Il y a des mensonges si anciens qu’ils finissent par ressembler à des évidences. Celui-ci a 457 ans, il est accroché dans chaque salle de classe du monde, et personne ne songe à le décrocher parce qu’il a la forme rassurante d’une carte. En 1569, un cartographe flamand nommé Gerardus Mercator a dessiné le monde tel que les navigateurs européens avaient besoin de le voir: avec l’Europe au centre, les pôles étirés jusqu’à l’absurde, et l’Afrique ramenée à la taille d’une anecdote. Le Groenland y paraît aussi grand que le continent africain. Dans la réalité, l’Afrique est quatorze fois plus vaste. Mais allez expliquer cela à un enfant qui a grandi en regardant un planisphère où le Danemark semble peser autant que trente millions de kilomètres carrés et 1,4 milliard d’êtres humains.
Le 4 septembre 2026, l’Assemblée générale des Nations Unies a adopté la résolution « Correct the Map », portée par le Togo au nom du Groupe africain. 164 voix pour. 6 abstentions. Et un seul vote contre : les États-Unis.
La réponse officielle américaine parle d’une résolution « idéologique » et superflue.
C’est la version officielle. Il faut la respecter.
Mais la question mérite d’être posée sans détour : pourquoi une représentation plus juste des proportions géographiques du monde est-elle perçue, par une seule puissance et par elle seule, comme un « agenda idéologique » ? Peut-être parce que la distorsion, depuis quatre siècles, ne déforme pas les mêmes territoires dans le même sens. Mercator agrandit le Nord et rapetisse le Sud. Il gonfle visuellement les puissances industrielles et comprime les continents dont elles ont extrait les ressources. Qualifier d’idéologique la correction de ce biais revient, au fond, à admettre que le biais lui-même servait une idéologie. On ne défend pas une erreur cartographique avec autant de conviction si cette erreur ne profite à personne.
La résolution n’interdit rien. Elle encourage simplement l’utilisation de projections qui respectent mieux les superficies réelles, dans l’éducation, les médias et les outils numériques. On ne demande pas de brûler les atlas. On demande de cesser de mentir avec.

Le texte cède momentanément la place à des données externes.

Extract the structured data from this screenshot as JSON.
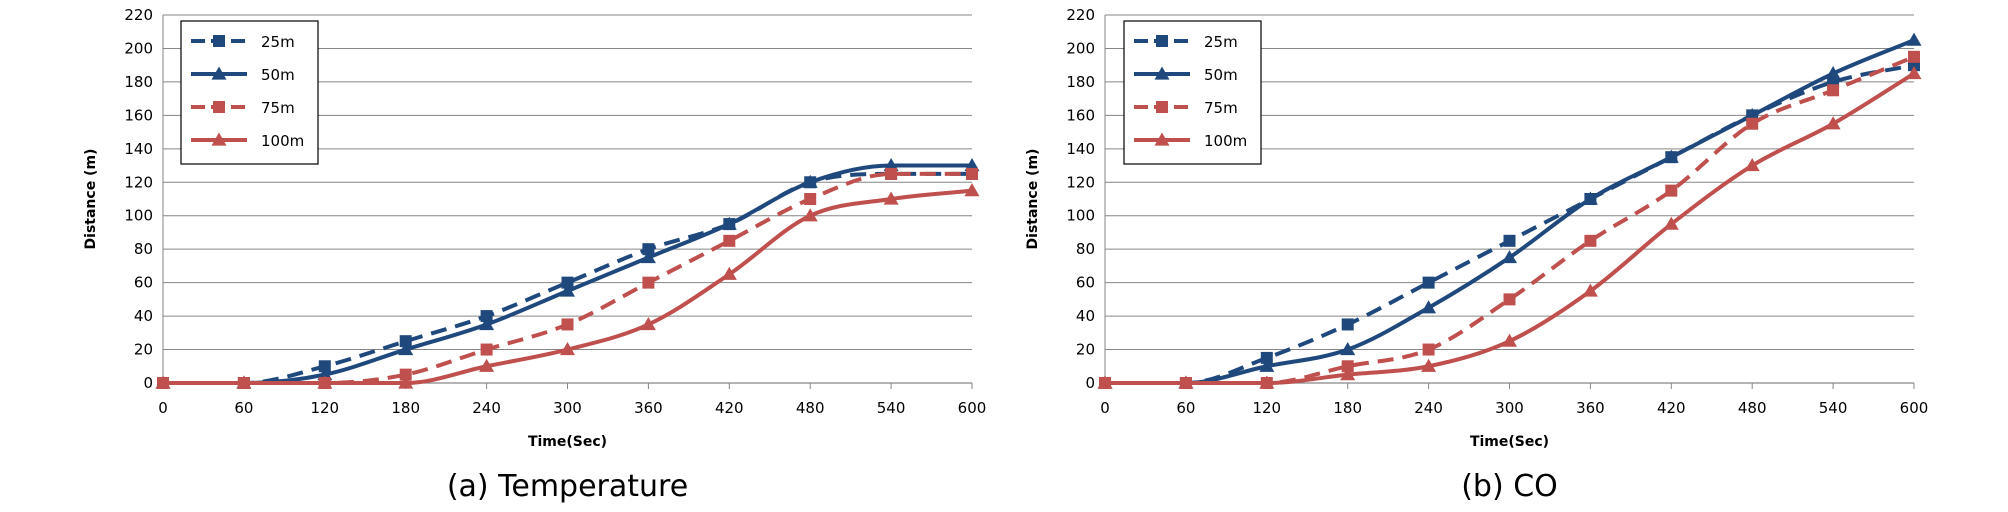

Ce que nous voyons finit par devenir ce que nous croyons. Et ce que nous croyons finit par devenir ce que nous investissons. Un continent qu’on représente plus petit qu’il n’est, génération après génération, finit par être perçu comme tel dans les salles où se décident les allocations de capitaux. Or l’Afrique détient 30 % des réserves minérales mondiales mais n’attire que 10 % des dépenses d’exploration minière. Elle possède 60 % des terres arables non cultivées de la planète, les deux tiers du cobalt mondial, et la plus grande économie bleue inexploitée du globe. Sur un planisphère de Mercator, tout cela tient dans un espace visuel à peine plus grand que celui du Canada.
Il y a d’ailleurs, dans cette résolution, un fait qui mérite qu’on s’y arrête : 54 États africains ont construit une coalition de 164 pays autour d’une proposition qu’ils ont eux-mêmes rédigée. Ce n’est pas un continent qui réagit à un agenda extérieur. C’est un continent qui fixe l’agenda. Et cela, lu en parallèle avec la Zone de libre-échange continentale africaine et ses 3 200 milliards de dollars d’échanges projetés, dessine autre chose qu’un vote symbolique : cela dessine un repositionnement.
L’Afrique ne demande pas d’être agrandie. Elle n’a jamais été petite. Elle demande simplement que le monde cesse de la dessiner plus petite qu’elle ne l’est, ce qui est une tout autre affaire. Dans un cas, on accorde une faveur ; dans l’autre, on corrige une falsification.
Changer la carte ne changera pas l’histoire.
Mais cela peut changer le regard que les générations futures porteront sur elle. Car la manière dont on représente les peuples, les territoires et les histoires influence la manière dont le monde les comprend, les finance et les traite. Et parfois, corriger une représentation est le premier pas vers la correction de tout ce qu’elle a permis.